Campa homenageando o peregrino Guillermo Watt, falecido neste local.

Ali, pude fotografar novamente um monumento simples, dedicado a Guillermo Watt, peregrino que faleceu neste ponto em 1993, aos 69 anos de idade, quando somente lhe faltava cumprir apenas uma etapa, ou seja, 25 quilômetros até Santiago.

As sapatilhas que ele usava, também foram aí eternizadas.

Já deixando essa minúscula povoação, pude ver ao longe, um peregrino marchando forte, o primeiro que avistava nesse dia.

O primeiro peregrino que avistei nesse dia.

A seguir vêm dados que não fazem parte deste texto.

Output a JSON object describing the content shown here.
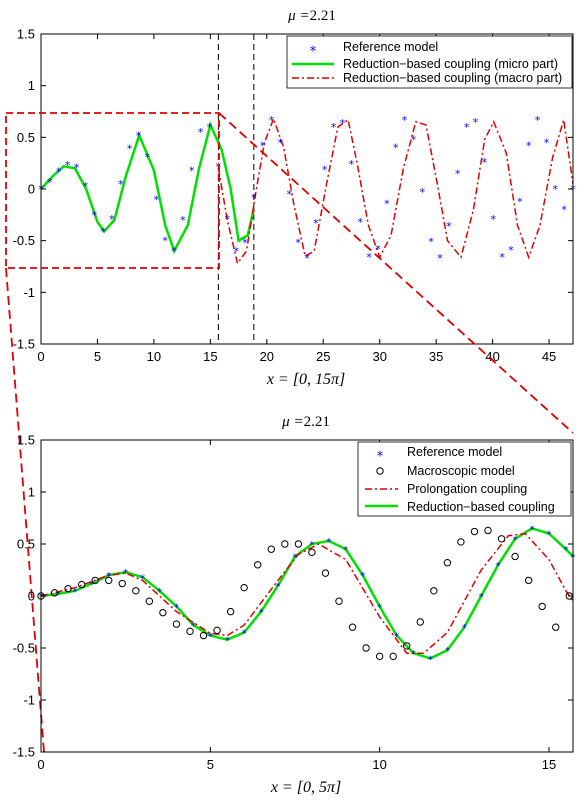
{
  "chart_data": [
    {
      "type": "line",
      "title": "μ =2.21",
      "title_main": "μ =",
      "title_value": "2.21",
      "xlabel": "x = [0, 15π]",
      "xlim": [
        0,
        47.12
      ],
      "ylim": [
        -1.5,
        1.5
      ],
      "xticks": [
        0,
        5,
        10,
        15,
        20,
        25,
        30,
        35,
        40,
        45
      ],
      "yticks": [
        -1.5,
        -1,
        -0.5,
        0,
        0.5,
        1,
        1.5
      ],
      "ytick_labels": [
        "-1.5",
        "-1",
        "-0.5",
        "0",
        "0.5",
        "1",
        "1.5"
      ],
      "legend_position": "top-right",
      "series": [
        {
          "name": "Reference model",
          "color": "#0000ff",
          "marker": "*"
        },
        {
          "name": "Reduction−based coupling (micro part)",
          "color": "#00e000",
          "style": "solid"
        },
        {
          "name": "Reduction−based coupling (macro part)",
          "color": "#e00000",
          "style": "dash-dot"
        }
      ],
      "reference_x": [
        0,
        0.785,
        1.571,
        2.356,
        3.142,
        3.927,
        4.712,
        5.498,
        6.283,
        7.069,
        7.854,
        8.639,
        9.425,
        10.21,
        10.996,
        11.781,
        12.566,
        13.352,
        14.137,
        14.923,
        15.708,
        16.493,
        17.279,
        18.064,
        18.85,
        19.635,
        20.42,
        21.206,
        21.991,
        22.777,
        23.562,
        24.347,
        25.133,
        25.918,
        26.704,
        27.489,
        28.274,
        29.06,
        29.845,
        30.631,
        31.416,
        32.201,
        32.987,
        33.772,
        34.558,
        35.343,
        36.128,
        36.914,
        37.699,
        38.485,
        39.27,
        40.055,
        40.841,
        41.626,
        42.412,
        43.197,
        43.982,
        44.768,
        45.553,
        46.339,
        47.124
      ],
      "reference_y": [
        0.0,
        0.07,
        0.17,
        0.23,
        0.21,
        0.03,
        -0.25,
        -0.41,
        -0.29,
        0.05,
        0.39,
        0.52,
        0.31,
        -0.1,
        -0.5,
        -0.6,
        -0.3,
        0.18,
        0.55,
        0.6,
        0.22,
        -0.29,
        -0.6,
        -0.52,
        -0.08,
        0.42,
        0.67,
        0.45,
        -0.05,
        -0.52,
        -0.67,
        -0.33,
        0.19,
        0.6,
        0.64,
        0.24,
        -0.32,
        -0.66,
        -0.58,
        -0.14,
        0.4,
        0.67,
        0.48,
        -0.03,
        -0.51,
        -0.67,
        -0.36,
        0.15,
        0.6,
        0.65,
        0.26,
        -0.29,
        -0.66,
        -0.59,
        -0.12,
        0.42,
        0.67,
        0.45,
        0.0,
        -0.2,
        0.0
      ],
      "micro_x": [
        0,
        1,
        2,
        3,
        4,
        5,
        5.6,
        6.5,
        7.5,
        8.7,
        10,
        11,
        11.8,
        13,
        14,
        15,
        16,
        16.8,
        17.5,
        18.3,
        18.85
      ],
      "micro_y": [
        0,
        0.12,
        0.22,
        0.2,
        0.0,
        -0.32,
        -0.41,
        -0.3,
        0.12,
        0.52,
        0.18,
        -0.35,
        -0.6,
        -0.35,
        0.2,
        0.62,
        0.38,
        0.0,
        -0.5,
        -0.45,
        -0.2
      ],
      "macro_x": [
        15.71,
        16.5,
        17.4,
        18.2,
        19.0,
        19.8,
        20.6,
        21.5,
        22.4,
        23.4,
        24.2,
        25.3,
        26.3,
        27.2,
        28.0,
        29.0,
        30.0,
        31.0,
        32.1,
        33.2,
        34.1,
        35.1,
        36.0,
        37.2,
        38.3,
        39.3,
        40.1,
        41.2,
        42.2,
        43.2,
        44.2,
        45.3,
        46.3,
        47.12
      ],
      "macro_y": [
        0.2,
        -0.3,
        -0.72,
        -0.6,
        -0.05,
        0.45,
        0.68,
        0.4,
        -0.15,
        -0.65,
        -0.6,
        0.05,
        0.6,
        0.67,
        0.25,
        -0.35,
        -0.66,
        -0.45,
        0.2,
        0.65,
        0.62,
        0.05,
        -0.5,
        -0.66,
        -0.2,
        0.48,
        0.65,
        0.35,
        -0.35,
        -0.66,
        -0.35,
        0.3,
        0.67,
        0.05
      ],
      "vlines": [
        15.71,
        18.85
      ]
    },
    {
      "type": "line",
      "title": "μ =2.21",
      "title_main": "μ =",
      "title_value": "2.21",
      "xlabel": "x = [0, 5π]",
      "xlim": [
        0,
        15.71
      ],
      "ylim": [
        -1.5,
        1.5
      ],
      "xticks": [
        0,
        5,
        10,
        15
      ],
      "yticks": [
        -1.5,
        -1,
        -0.5,
        0,
        0.5,
        1,
        1.5
      ],
      "ytick_labels": [
        "-1.5",
        "-1",
        "-0.5",
        "0",
        "0.5",
        "1",
        "1.5"
      ],
      "legend_position": "top-right",
      "series": [
        {
          "name": "Reference model",
          "color": "#0000ff",
          "marker": "*"
        },
        {
          "name": "Macroscopic model",
          "color": "#000000",
          "marker": "o"
        },
        {
          "name": "Prolongation coupling",
          "color": "#e00000",
          "style": "dash-dot"
        },
        {
          "name": "Reduction−based coupling",
          "color": "#00e000",
          "style": "solid"
        }
      ],
      "green_x": [
        0,
        0.5,
        1.0,
        1.5,
        2.0,
        2.5,
        3.0,
        3.5,
        4.0,
        4.5,
        5.0,
        5.5,
        6.0,
        6.5,
        7.0,
        7.5,
        8.0,
        8.5,
        9.0,
        9.5,
        10.0,
        10.5,
        11.0,
        11.5,
        12.0,
        12.5,
        13.0,
        13.5,
        14.0,
        14.5,
        15.0,
        15.5,
        15.71
      ],
      "green_y": [
        0.0,
        0.02,
        0.05,
        0.12,
        0.2,
        0.23,
        0.18,
        0.05,
        -0.1,
        -0.28,
        -0.38,
        -0.42,
        -0.35,
        -0.15,
        0.1,
        0.38,
        0.5,
        0.53,
        0.45,
        0.2,
        -0.1,
        -0.38,
        -0.55,
        -0.6,
        -0.52,
        -0.3,
        0.0,
        0.3,
        0.55,
        0.65,
        0.6,
        0.45,
        0.38
      ],
      "macro_x": [
        0,
        0.4,
        0.8,
        1.2,
        1.6,
        2.0,
        2.4,
        2.8,
        3.2,
        3.6,
        4.0,
        4.4,
        4.8,
        5.2,
        5.6,
        6.0,
        6.4,
        6.8,
        7.2,
        7.6,
        8.0,
        8.4,
        8.8,
        9.2,
        9.6,
        10.0,
        10.4,
        10.8,
        11.2,
        11.6,
        12.0,
        12.4,
        12.8,
        13.2,
        13.6,
        14.0,
        14.4,
        14.8,
        15.2,
        15.6
      ],
      "macro_y": [
        0.0,
        0.03,
        0.07,
        0.11,
        0.15,
        0.15,
        0.12,
        0.05,
        -0.05,
        -0.16,
        -0.27,
        -0.34,
        -0.38,
        -0.33,
        -0.15,
        0.08,
        0.3,
        0.45,
        0.5,
        0.5,
        0.42,
        0.22,
        -0.05,
        -0.3,
        -0.5,
        -0.58,
        -0.58,
        -0.48,
        -0.25,
        0.05,
        0.32,
        0.52,
        0.62,
        0.63,
        0.55,
        0.38,
        0.15,
        -0.1,
        -0.3,
        0.0
      ],
      "prolong_x": [
        0,
        1.0,
        2.0,
        2.5,
        3.0,
        4.0,
        5.0,
        5.5,
        6.0,
        7.0,
        7.6,
        8.2,
        9.0,
        10.0,
        10.8,
        11.3,
        12.0,
        13.0,
        13.8,
        14.3,
        15.0,
        15.5,
        15.71
      ],
      "prolong_y": [
        0.0,
        0.08,
        0.2,
        0.22,
        0.15,
        -0.15,
        -0.36,
        -0.38,
        -0.28,
        0.15,
        0.4,
        0.5,
        0.35,
        -0.2,
        -0.55,
        -0.55,
        -0.35,
        0.25,
        0.58,
        0.6,
        0.35,
        0.05,
        -0.05
      ]
    }
  ]
}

Sem maiores problemas, passei por Santa Irene, outra pequena vila, que não deixa de ser uma opção para o peregrino, já que dispõe de estrutura mínima para pernoitar, pois, disponibiliza albergue, hostal e lugar para alimentação.

O Caminho segue à beira de uma modesta, mas encantadora capela rústica, dedicada à Santa Irene, logo após atravessar o túnel sob a rodovia, onde existe uma fonte “santa”, pois sua água é recomendada para a pele e para curar as conhecidas bolhas que brotam nos pés dos peregrinos.

Descenso em direção à Santa Irene.

Mais abaixo, transitei por Rua, que possui somente uma casa rural para atender aos peregrinos.

Nada há ali a ser apreciado, a não ser um casarão bastante deteriorado, que pertenceu à nobreza rural, e em sua portada principal, sobre o dintel, ainda ostenta um brasão.

Numa fonte próxima, parei para me hidratar e ingerir uma barra de chocolates, depois voltei à luta.

Pausa para fotos, descanso e hidratação.

Então já descendendo forte, adentrei em frondoso e fresco bosque de eucaliptos que me levou, mais acima, à Pedrouzo de Arca, lugar a apenas 20 quilômetros de Santiago, que constitui para muitos a última etapa das rotas jacobeias do Caminho do Norte, Primitivo, Francês, dentre outros.

O monjón que assinala os derradeiros 20 quilômetros até Santiago.

Ali são oferecidos os serviços essenciais dois quais o peregrino necessita, e conta como principal ponto de interesse a igreja de Santa Eulália, cujo altar tem o formato de uma enorme concha, em homenagem a Santiago.

Pedrouzo, à esquerda. Porém, eu prossegui em frente.

Se eu fosse pernoitar em Pedrouzo, deveria seguir à esquerda para acessar seu comércio, porém  minha meta era aportar em Santiago, assim, observando a sinalização, transpus a rodovia e, já do outro lado, prossegui por um frondoso bosque de carvalhos e castanheiros.

Mais um exuberante bosque galego.

Nesse trecho, encontrei inúmeros peregrinos, muitos iniciando sua jornada naquele instante, bastante tardio a meu ver, pois não chegariam a tempo de assistir à Missa dos Peregrinos celebrada naquele dia.

Muitos peregrinos à minha frente.

Mais acima, eu transpus novamente a rodovia e, após vencer pequeno ascenso, transitei ao lado do aeroporto de Santiago e, por caminhos muito bem sinalizados, aportei em Labacolla, outro povoado de passagem.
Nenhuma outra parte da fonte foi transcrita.